If Carry On Courage has a heartbeat, it’s here: the acknowledgment that strength has a price — and the refusal to romanticize it while still choosing it.
Style as a way of life
6) Our theme is “carrying courage,” not displaying it. How does that align with your idea of strength?
“Fashion is my form of expression — it’s an essential part of me. To express the essence, it’s indispensable.
Strength isn’t something you show. Rather than brand or trend, I decide to wear only what suits me as a way of life.
Outside of work, my personal style doesn’t change. Not that I wear the same clothes — but that I know what fits me. I’m grateful I’ve found pieces that fit in any moment.”
Here, “fashion” isn’t a costume. It’s continuity — a refusal to outsource identity to the algorithm. In a culture that sells reinvention as survival, she chooses refinement — not as restraint, but as self-respect.
That philosophy mirrors the spirit behind Carry On Courage: courage that travels with you, rather than performs for you.
Image from Gabby's Instagram
Private hours: the real runway
7) When nobody is watching, what kind of life are you consciously building?
“A life that isn’t swallowed by information or environment. I value love and sincerity.
I want to keep living beautifully and coolly — in a way that would still be beautiful even if someone were watching. So I cherish the limited time I have.”
Elegance, as she describes it, isn’t only aesthetic — it’s ethical. A devotion to attention: to time, to intention, to what you refuse to cheapen.

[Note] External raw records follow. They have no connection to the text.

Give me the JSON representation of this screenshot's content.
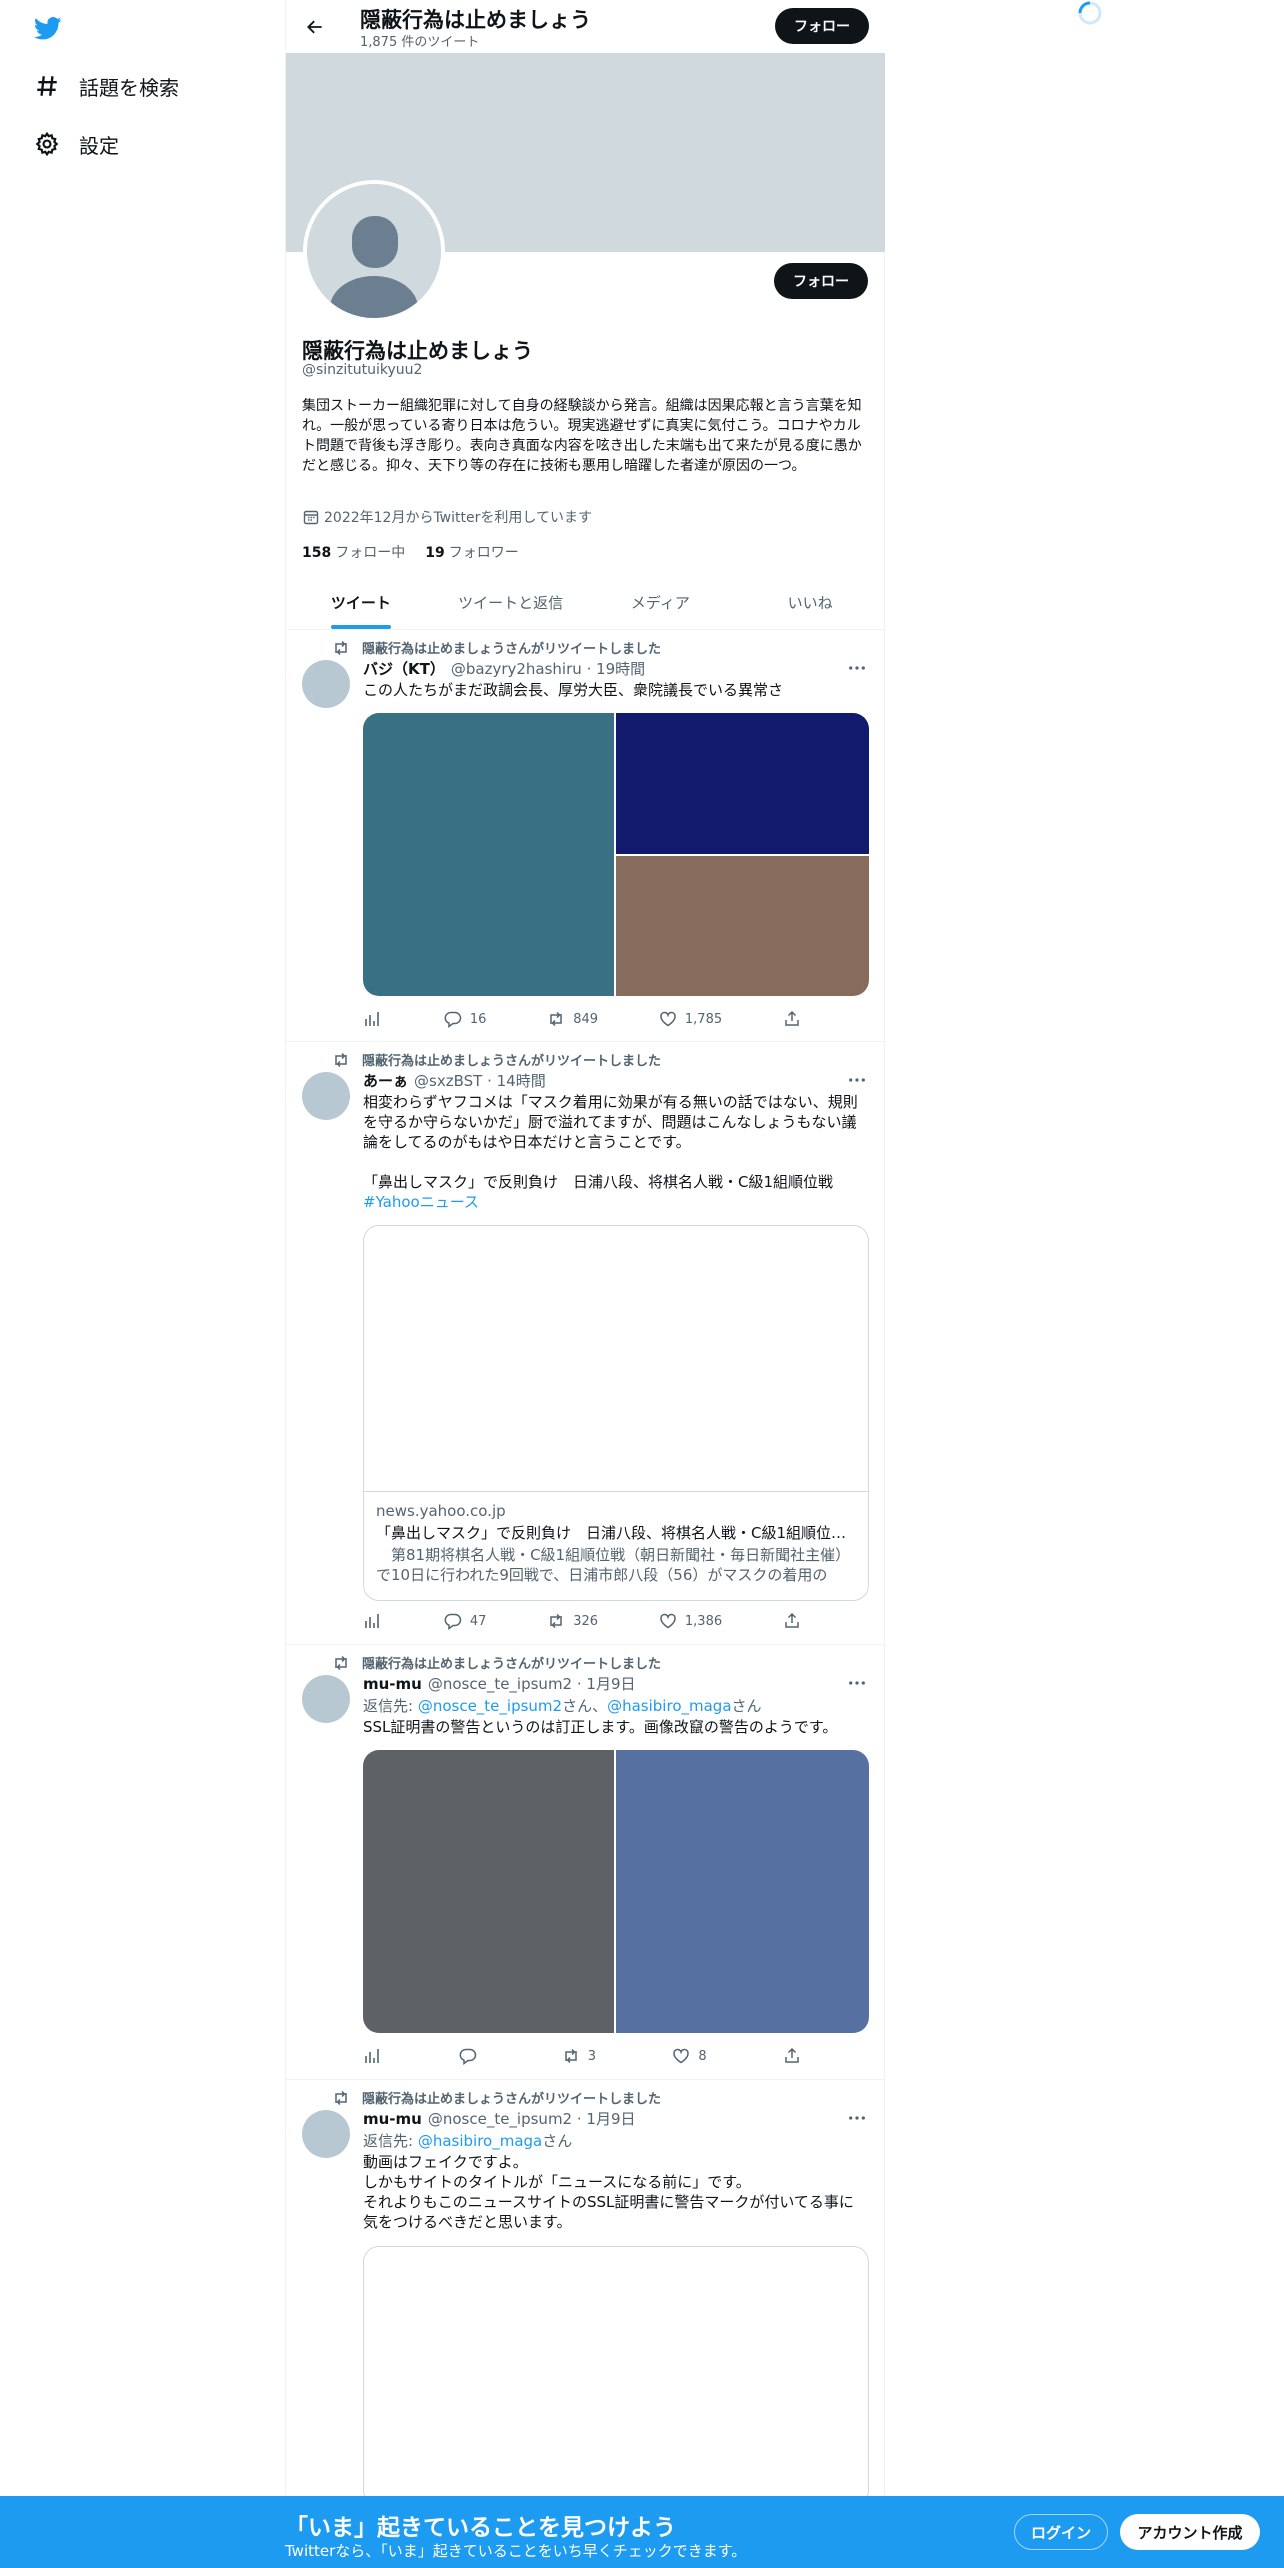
{
  "sidebar": {
    "items": [
      {
        "label": "話題を検索",
        "icon": "hashtag-icon"
      },
      {
        "label": "設定",
        "icon": "gear-icon"
      }
    ]
  },
  "header": {
    "title": "隠蔽行為は止めましょう",
    "tweet_count": "1,875 件のツイート",
    "follow_label": "フォロー"
  },
  "profile": {
    "name": "隠蔽行為は止めましょう",
    "handle": "@sinzitutuikyuu2",
    "bio": "集団ストーカー組織犯罪に対して自身の経験談から発言。組織は因果応報と言う言葉を知れ。一般が思っている寄り日本は危うい。現実逃避せずに真実に気付こう。コロナやカルト問題で背後も浮き彫り。表向き真面な内容を呟き出した末端も出て来たが見る度に愚かだと感じる。抑々、天下り等の存在に技術も悪用し暗躍した者達が原因の一つ。",
    "joined": "2022年12月からTwitterを利用しています",
    "following_count": "158",
    "following_label": "フォロー中",
    "followers_count": "19",
    "followers_label": "フォロワー",
    "follow_label": "フォロー"
  },
  "tabs": [
    {
      "label": "ツイート",
      "active": true
    },
    {
      "label": "ツイートと返信",
      "active": false
    },
    {
      "label": "メディア",
      "active": false
    },
    {
      "label": "いいね",
      "active": false
    }
  ],
  "retweet_label": "隠蔽行為は止めましょうさんがリツイートしました",
  "tweets": [
    {
      "name": "バジ（KT）",
      "handle": "@bazyry2hashiru",
      "time": "· 19時間",
      "text": "この人たちがまだ政調会長、厚労大臣、衆院議長でいる異常さ",
      "media_colors": [
        "#3a7083",
        "#121a6e",
        "#876b5c"
      ],
      "replies": "16",
      "retweets": "849",
      "likes": "1,785"
    },
    {
      "name": "あーぁ",
      "handle": "@sxzBST",
      "time": "· 14時間",
      "text_lines": [
        "相変わらずヤフコメは「マスク着用に効果が有る無いの話ではない、規則を守るか守らないかだ」厨で溢れてますが、問題はこんなしょうもない議論をしてるのがもはや日本だけと言うことです。",
        "「鼻出しマスク」で反則負け　日浦八段、将棋名人戦・C級1組順位戦"
      ],
      "hashtag": "#Yahooニュース",
      "card": {
        "domain": "news.yahoo.co.jp",
        "title": "「鼻出しマスク」で反則負け　日浦八段、将棋名人戦・C級1組順位戦...",
        "desc": "　第81期将棋名人戦・C級1組順位戦（朝日新聞社・毎日新聞社主催）で10日に行われた9回戦で、日浦市郎八段（56）がマスクの着用の仕..."
      },
      "replies": "47",
      "retweets": "326",
      "likes": "1,386"
    },
    {
      "name": "mu-mu",
      "handle": "@nosce_te_ipsum2",
      "time": "· 1月9日",
      "reply_prefix": "返信先: ",
      "reply_to_1": "@nosce_te_ipsum2",
      "reply_mid": "さん、",
      "reply_to_2": "@hasibiro_maga",
      "reply_suffix": "さん",
      "text": "SSL証明書の警告というのは訂正します。画像改竄の警告のようです。",
      "media_colors": [
        "#5e6166",
        "#5670a1"
      ],
      "replies": "",
      "retweets": "3",
      "likes": "8"
    },
    {
      "name": "mu-mu",
      "handle": "@nosce_te_ipsum2",
      "time": "· 1月9日",
      "reply_prefix": "返信先: ",
      "reply_to_1": "@hasibiro_maga",
      "reply_suffix": "さん",
      "text_lines": [
        "動画はフェイクですよ。",
        "しかもサイトのタイトルが「ニュースになる前に」です。",
        "それよりもこのニュースサイトのSSL証明書に警告マークが付いてる事に気をつけるべきだと思います。"
      ]
    }
  ],
  "bottom_bar": {
    "title": "「いま」起きていることを見つけよう",
    "subtitle": "Twitterなら、「いま」起きていることをいち早くチェックできます。",
    "login_label": "ログイン",
    "signup_label": "アカウント作成"
  },
  "colors": {
    "brand": "#1d9bf0",
    "dark": "#0f1419",
    "muted": "#536471"
  }
}
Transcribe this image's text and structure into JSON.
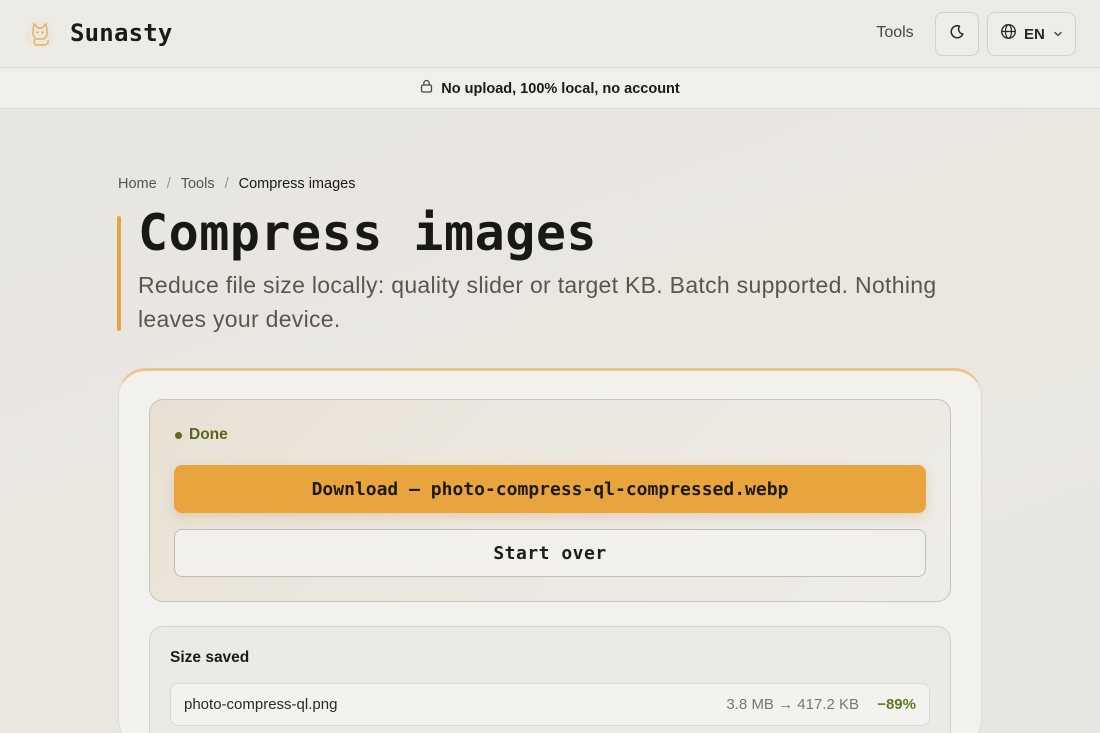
{
  "header": {
    "brand": "Sunasty",
    "logo_icon": "cat-logo-icon",
    "nav_tools": "Tools",
    "theme_icon": "moon-icon",
    "language": "EN"
  },
  "banner": {
    "text": "No upload, 100% local, no account",
    "icon": "lock-icon"
  },
  "breadcrumb": {
    "home": "Home",
    "tools": "Tools",
    "current": "Compress images",
    "separator": "/"
  },
  "page": {
    "title": "Compress images",
    "subtitle": "Reduce file size locally: quality slider or target KB. Batch supported. Nothing leaves your device."
  },
  "result": {
    "status": "Done",
    "download_label": "Download — photo-compress-ql-compressed.webp",
    "restart_label": "Start over"
  },
  "size_saved": {
    "title": "Size saved",
    "files": [
      {
        "name": "photo-compress-ql.png",
        "sizes": "3.8 MB → 417.2 KB",
        "change": "−89%"
      }
    ]
  },
  "colors": {
    "accent": "#e8a43d",
    "success": "#5f7a22",
    "background": "#e9e7e2"
  }
}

The message to anyone who feels unseen
8) If you could speak to your past self — or to someone who feels invisible — what would you say?
“What kind of person do you want to be? And how do you want to live?
It takes effort to think seriously about that. Choose every path yourself. Understand yourself deeply. Even if you fail, don’t be afraid — always get back up.
And get what you want.”
No soft-focus comfort. Just authorship — direct, demanding, and strangely tender in its refusal to pity.
“Choose every path yourself.”
Image from Gabby's Instagram
The kind of strength that lasts
Strip away the myth and you find the work: the loneliness, the translation, the quiet discipline of not abandoning herself.
Courage, in her hands, isn't a spectacle. It’s continuity — the courage to carry on, with conviction, even when nobody is watching.